Welcome to the ’99/00 Buyer’s Guide. Hopefully, it will aid you in deciding what products will work best for you, and all the bitchen pictures of your Readers’ Poll and Riders’ Poll winners will really stoke you out. We have left out only one thing in this plethora of useful information-where to buy your goods. Since we’re not your mothers, we won’t tell you that you should only buy from your local authorized shop, please allow me to tell you a story about discount buying …
On a warm Friday in late October of last year, my “friend” was on his way home from work-he had just cashed his very first TransWorld paycheck. Before the bank teller even started to count out the money, he dreamed of ways to spend it. At the first stoplight he thought of his new room: why, he could get a bed, or maybe a desk! He could feel the wad of cash warming in his pocket as he sped past the shopping mall. At the second light, coffee makers and groceries were toward the top of his growing list.
It was at the third light that the magic happened, the money had burned through his pants. Two guys in a white cargo van were yelling something out their window to him about stereos. Eureka, I need a stereo system, he thought, and pulled into the first parking lot he saw.
Being the street-wise kid he is, my “friend” divided up his money, hiding half in his car and distributing the rest into all four of his pants pockets. As the van pulled up next to him, he rolled down his window, “What’s up?” he yelled to the two guys, who were about his own age.

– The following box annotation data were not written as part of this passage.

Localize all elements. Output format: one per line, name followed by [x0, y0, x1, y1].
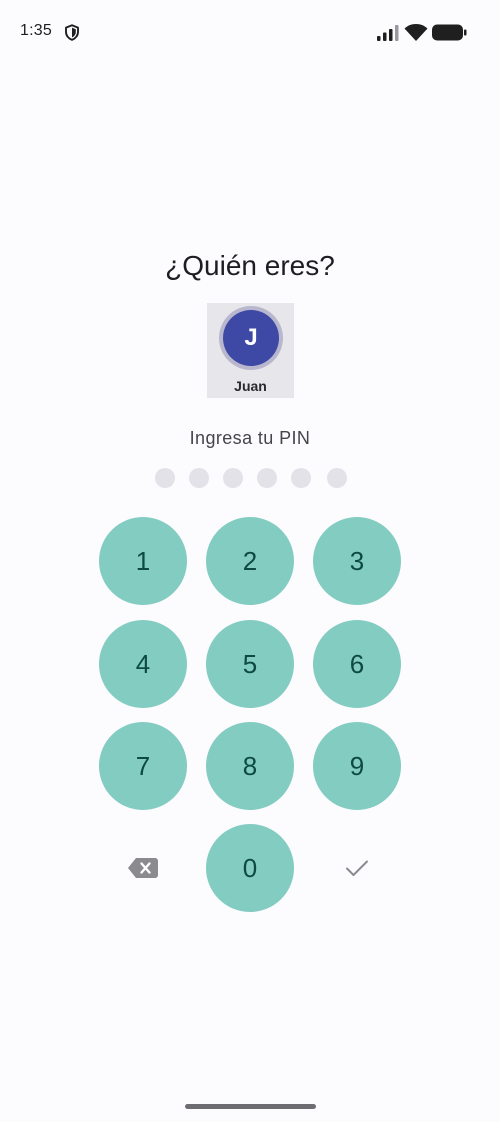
avatar: J [223, 310, 279, 366]
page-title: ¿Quién eres? [165, 250, 335, 281]
pin-dot [291, 468, 311, 488]
status-bar: 1:35 [0, 0, 500, 66]
pin-dot [327, 468, 347, 488]
check-icon [346, 860, 368, 876]
pin-dot [155, 468, 175, 488]
key-3[interactable]: 3 [313, 517, 401, 605]
key-7[interactable]: 7 [99, 722, 187, 810]
home-indicator[interactable] [185, 1104, 316, 1109]
pin-dot [257, 468, 277, 488]
profile-name: Juan [234, 378, 267, 394]
key-4[interactable]: 4 [99, 620, 187, 708]
key-6[interactable]: 6 [313, 620, 401, 708]
backspace-icon [128, 858, 158, 878]
battery-icon [432, 24, 467, 41]
key-5[interactable]: 5 [206, 620, 294, 708]
shield-icon [65, 24, 79, 41]
key-8[interactable]: 8 [206, 722, 294, 810]
key-9[interactable]: 9 [313, 722, 401, 810]
key-1[interactable]: 1 [99, 517, 187, 605]
pin-dot [223, 468, 243, 488]
avatar-ring: J [219, 306, 283, 370]
confirm-button[interactable] [313, 824, 401, 912]
pin-dot [189, 468, 209, 488]
status-time: 1:35 [20, 22, 52, 39]
pin-prompt: Ingresa tu PIN [189, 428, 311, 448]
backspace-button[interactable] [99, 824, 187, 912]
key-0[interactable]: 0 [206, 824, 294, 912]
pin-indicator [155, 468, 347, 488]
wifi-icon [404, 24, 428, 41]
signal-icon [377, 25, 399, 41]
profile-card-juan[interactable]: J Juan [207, 303, 294, 398]
key-2[interactable]: 2 [206, 517, 294, 605]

“Look” they started to explain, “we’re on our way back to the store, but we were finishing up this home-stereo installation when we noticed the warehouse guys double-shipped us. We figured if we could get rid of it before we get back, no one will be the wiser.”
“Let’s see what you’ve got,” my “friend” said cautiously. The bigger one got out of the passenger side and opened the sliding side door as the driver got out and headed to Starbucks. Although my “friend” knows little about stereo equipment, he nodded in agreement as if to comprehend what the husky fellow was telling him about the stuff. “How much?”
“Well, in the store this stuff goes for 2,400 dollars. Here look on the invoice,” the brute exclaimed, shoving the piece of paper in my “friend’s” face. Then immediately pulling it away, he said, “I tell you what, I’ll give you all this stuff for like, 800.”
“I ain’t got that, I’ve only got 40 bucks in my pocket.”
“Don’t you got an ATM card? How much can you get out of there?”
“I don’t know, where is one?”
“Over there, at the gas station.” The guy pointed, and off my “friend” went to pretend to get some more money.
On the walk back to the van my “friend” had started to feel something was fishy, but his inherent belief that everyone steals from work set his mind at ease a little. “My card wouldn’t work there, but I could try McDonald’s. What would you let just the speakers go for?”
“I don’t know, maybe 300. Go see if you can get money,” the brawny guy said, haste in his voice. As my “friend” trotted off he wondered if it was nervousness or hunger that made the rumbling in his stomach.
Although the guy became visibly upset when he noticed my “friend” returning five minutes later with a hamburger* in his mouth, he still wanted to deal.
“Do you want to get rid of just one speaker?” my “friend” asked.
“What do you want one speaker for, a guitar or something?” the guy questioned. “I don’t know-how about 150?”
“I could only get 40 back, so I only have 80.”
After a few minutes of haggling, my “friend” was on his way home with a brand-new speaker. One that, according to the box, was made in the U.S.A. and was Dolby equipped.
My “friend” gloated the whole drive home over the fact that he had gotten a speaker that was worth at least 300 bucks for a mere 65. He could hardly contain himself as he busted through the front door, yelling foor his roommate to come and see his accomplishment. The anxiety was almost too much as he ripped the box open, tearing the bag off with one quick motion. “Let’s hook it up to your stereo and rock out!” screamed my “friend.” They attached the wires, pressed play on the CD, and turned it up to eleven. There was silence for a brief moment, then only the sound of Todd laughing.-David (I got a 65-dollar nightstand) Sypniewski
*My “friend” did order a Value Meal Deal.